Firdha Novialita – A human rights group on Tuesday criticized President Susilo Bambang Yudhoyono's plan to propose an international protocol against religious defamation at a United Nations General Assembly meeting in New York on Tuesday.
"We seriously condemn the president's blasphemy resolution," M. Choirul Anam, deputy director of the Human Rights Working Group, said at a press conference on Tuesday in Jakarta. "This shows a setback in Indonesian diplomacy."
Yudhoyono said at a press conference over the weekend that he would propose the international protocol at the UN's 67th General Assembly, in the interest of maintaining world peace and preventing conflict.
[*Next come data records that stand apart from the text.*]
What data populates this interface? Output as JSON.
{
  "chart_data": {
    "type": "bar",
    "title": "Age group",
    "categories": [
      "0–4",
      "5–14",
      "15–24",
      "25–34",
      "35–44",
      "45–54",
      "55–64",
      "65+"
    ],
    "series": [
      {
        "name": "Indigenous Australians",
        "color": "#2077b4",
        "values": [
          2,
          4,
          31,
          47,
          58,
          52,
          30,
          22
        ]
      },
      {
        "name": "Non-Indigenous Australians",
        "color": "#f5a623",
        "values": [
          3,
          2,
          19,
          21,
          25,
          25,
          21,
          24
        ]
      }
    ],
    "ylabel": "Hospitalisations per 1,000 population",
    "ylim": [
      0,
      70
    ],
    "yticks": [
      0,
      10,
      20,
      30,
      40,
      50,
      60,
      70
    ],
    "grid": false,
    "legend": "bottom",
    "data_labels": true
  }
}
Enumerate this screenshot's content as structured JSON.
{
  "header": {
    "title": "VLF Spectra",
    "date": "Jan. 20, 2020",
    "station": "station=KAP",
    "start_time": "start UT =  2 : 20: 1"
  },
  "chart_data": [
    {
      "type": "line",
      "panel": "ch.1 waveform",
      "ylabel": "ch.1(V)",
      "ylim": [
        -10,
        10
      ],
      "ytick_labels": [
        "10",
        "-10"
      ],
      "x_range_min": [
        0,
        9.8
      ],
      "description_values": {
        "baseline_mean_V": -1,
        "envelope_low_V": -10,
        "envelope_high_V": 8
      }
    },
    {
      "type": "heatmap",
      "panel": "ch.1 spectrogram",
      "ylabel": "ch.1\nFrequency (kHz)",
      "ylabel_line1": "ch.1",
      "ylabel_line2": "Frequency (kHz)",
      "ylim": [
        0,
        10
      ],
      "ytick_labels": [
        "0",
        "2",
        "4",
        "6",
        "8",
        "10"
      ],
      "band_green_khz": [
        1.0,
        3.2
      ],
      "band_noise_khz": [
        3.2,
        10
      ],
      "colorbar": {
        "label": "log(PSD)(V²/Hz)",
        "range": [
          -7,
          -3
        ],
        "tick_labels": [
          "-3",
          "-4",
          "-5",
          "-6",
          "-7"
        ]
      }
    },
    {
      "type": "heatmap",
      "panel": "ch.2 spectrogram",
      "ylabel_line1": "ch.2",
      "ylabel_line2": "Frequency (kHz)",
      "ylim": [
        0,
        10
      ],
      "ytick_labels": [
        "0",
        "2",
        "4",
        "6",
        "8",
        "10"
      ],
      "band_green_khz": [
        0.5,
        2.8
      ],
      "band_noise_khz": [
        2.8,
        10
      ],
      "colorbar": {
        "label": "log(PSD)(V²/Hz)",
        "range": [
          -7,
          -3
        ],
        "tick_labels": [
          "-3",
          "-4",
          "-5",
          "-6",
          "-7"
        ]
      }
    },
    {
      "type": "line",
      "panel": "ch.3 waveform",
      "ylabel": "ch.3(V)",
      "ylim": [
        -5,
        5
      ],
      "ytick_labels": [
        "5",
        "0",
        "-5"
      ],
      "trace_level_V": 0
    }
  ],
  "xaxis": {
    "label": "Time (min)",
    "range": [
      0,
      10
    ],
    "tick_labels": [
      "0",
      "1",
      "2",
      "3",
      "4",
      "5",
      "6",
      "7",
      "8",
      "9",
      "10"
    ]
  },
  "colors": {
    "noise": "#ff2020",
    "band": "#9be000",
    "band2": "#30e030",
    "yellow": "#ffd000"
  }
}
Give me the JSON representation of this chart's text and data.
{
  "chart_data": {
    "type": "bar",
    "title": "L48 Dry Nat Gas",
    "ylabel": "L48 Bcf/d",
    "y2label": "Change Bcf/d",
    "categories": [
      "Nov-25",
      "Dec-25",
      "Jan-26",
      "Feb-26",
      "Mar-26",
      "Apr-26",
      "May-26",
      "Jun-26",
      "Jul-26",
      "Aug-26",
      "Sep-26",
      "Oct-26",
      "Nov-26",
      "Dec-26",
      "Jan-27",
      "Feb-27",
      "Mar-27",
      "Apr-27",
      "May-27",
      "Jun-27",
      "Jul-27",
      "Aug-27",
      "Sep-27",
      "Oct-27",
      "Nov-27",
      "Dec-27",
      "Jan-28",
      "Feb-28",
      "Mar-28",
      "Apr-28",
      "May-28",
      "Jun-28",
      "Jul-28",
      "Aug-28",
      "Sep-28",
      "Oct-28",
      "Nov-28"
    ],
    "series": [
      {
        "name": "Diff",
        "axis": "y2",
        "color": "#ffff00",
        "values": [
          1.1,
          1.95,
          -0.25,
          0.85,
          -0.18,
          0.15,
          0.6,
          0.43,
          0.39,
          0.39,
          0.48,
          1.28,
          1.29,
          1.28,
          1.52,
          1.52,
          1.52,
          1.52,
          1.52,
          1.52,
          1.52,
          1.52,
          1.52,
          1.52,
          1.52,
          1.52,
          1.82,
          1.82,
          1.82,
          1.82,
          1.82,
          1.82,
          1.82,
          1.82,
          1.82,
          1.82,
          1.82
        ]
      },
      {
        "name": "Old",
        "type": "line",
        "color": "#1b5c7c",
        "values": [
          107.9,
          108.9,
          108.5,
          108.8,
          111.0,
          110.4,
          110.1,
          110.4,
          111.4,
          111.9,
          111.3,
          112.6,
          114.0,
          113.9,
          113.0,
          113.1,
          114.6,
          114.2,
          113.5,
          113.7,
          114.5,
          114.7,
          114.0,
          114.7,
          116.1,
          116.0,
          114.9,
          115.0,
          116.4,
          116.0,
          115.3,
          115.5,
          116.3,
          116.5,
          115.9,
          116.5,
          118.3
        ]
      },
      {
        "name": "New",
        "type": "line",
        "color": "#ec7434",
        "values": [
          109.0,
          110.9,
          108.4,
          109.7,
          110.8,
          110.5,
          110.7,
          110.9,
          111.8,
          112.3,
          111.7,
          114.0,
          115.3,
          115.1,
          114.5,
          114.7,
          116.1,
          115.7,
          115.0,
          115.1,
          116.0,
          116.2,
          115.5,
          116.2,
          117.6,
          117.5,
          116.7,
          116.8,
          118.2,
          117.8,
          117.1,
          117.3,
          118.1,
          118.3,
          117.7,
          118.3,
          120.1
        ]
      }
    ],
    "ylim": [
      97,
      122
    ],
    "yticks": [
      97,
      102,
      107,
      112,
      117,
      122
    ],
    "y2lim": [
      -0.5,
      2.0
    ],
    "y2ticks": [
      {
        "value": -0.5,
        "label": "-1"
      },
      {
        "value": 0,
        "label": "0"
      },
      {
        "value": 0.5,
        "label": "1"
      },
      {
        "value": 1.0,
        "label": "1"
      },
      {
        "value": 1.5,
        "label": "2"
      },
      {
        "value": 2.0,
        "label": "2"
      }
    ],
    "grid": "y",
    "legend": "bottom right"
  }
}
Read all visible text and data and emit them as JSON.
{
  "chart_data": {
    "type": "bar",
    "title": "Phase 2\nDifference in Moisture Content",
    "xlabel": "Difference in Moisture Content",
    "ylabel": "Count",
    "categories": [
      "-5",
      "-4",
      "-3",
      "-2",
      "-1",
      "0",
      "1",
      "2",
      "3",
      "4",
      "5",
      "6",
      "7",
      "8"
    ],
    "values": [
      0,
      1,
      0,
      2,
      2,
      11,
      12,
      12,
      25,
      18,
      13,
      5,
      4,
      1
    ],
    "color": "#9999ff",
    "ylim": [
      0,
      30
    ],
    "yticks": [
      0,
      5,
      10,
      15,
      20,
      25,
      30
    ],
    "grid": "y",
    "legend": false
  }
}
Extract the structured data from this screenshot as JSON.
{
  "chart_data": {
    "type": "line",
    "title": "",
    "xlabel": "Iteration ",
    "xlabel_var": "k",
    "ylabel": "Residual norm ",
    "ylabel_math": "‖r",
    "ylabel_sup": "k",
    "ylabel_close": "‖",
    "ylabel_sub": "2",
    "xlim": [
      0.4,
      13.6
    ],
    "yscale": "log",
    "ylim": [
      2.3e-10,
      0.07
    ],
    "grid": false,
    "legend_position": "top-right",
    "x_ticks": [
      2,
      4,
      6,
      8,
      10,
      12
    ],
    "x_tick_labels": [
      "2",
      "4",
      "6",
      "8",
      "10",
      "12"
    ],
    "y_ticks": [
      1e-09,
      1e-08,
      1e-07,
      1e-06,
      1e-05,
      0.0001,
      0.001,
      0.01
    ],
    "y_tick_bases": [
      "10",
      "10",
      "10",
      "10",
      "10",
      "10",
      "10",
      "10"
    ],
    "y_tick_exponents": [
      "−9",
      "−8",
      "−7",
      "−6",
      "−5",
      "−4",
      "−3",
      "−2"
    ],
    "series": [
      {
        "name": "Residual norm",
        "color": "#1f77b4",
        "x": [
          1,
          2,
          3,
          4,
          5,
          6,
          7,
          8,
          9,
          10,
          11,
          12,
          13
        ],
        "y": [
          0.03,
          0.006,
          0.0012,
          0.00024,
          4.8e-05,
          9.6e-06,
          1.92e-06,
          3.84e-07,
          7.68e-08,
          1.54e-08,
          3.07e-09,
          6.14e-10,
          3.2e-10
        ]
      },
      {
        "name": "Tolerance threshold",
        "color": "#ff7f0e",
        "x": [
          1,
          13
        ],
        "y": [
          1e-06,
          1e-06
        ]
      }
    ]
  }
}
"Indonesia has a moral obligation to convey opinions and also to think of an international protocol on how we can prevent actions or initiatives that could be categorized as religious blasphemy, from one religion to another," Yudhoyono said.
Yudhoyono's announcement came in the wake of a recently released anti-Islam film that has incited protests, some violent, across the globe.
Choirul said regardless, Yudhoyono's proposal amounted to retrograde diplomacy and tainted the image of Indonesia.
"[An anti-] blasphemy resolution threatens minority groups," Choirul said. "Proposing a blasphemy [protocol] means we're asking other countries to do bad things. This threatens world peace."
HRWG stated that the government should have learned from its implementation of the nation's 1965 Blasphemy Law, which the rights group said has been used to tolerate or justify violence in the name of religion.
"In the Tajul Muluk case that used the Blasphemy Law, the punishment was heavier, from an [initial] two [years in prison] into four years," Choirul said, referring a decision by the East Java high court to extend the sentence first handed down by a district court. "With this resolution, it means calling for the world to get worse."
Tajul is a Shiite leader in Sampang, East Java, who was convicted by the district court there of religious defamation on July 12. Prosecutors found him guilty of spreading teachings that contradicted mainstream Islam and had caused "public anxiety."
Tajul's followers in Sampang have been attacked multiple times by Sunni Muslims for their adherence to the cleric's teachings. Two Shiite followers were killed and several others were injured in one mob attack in late August.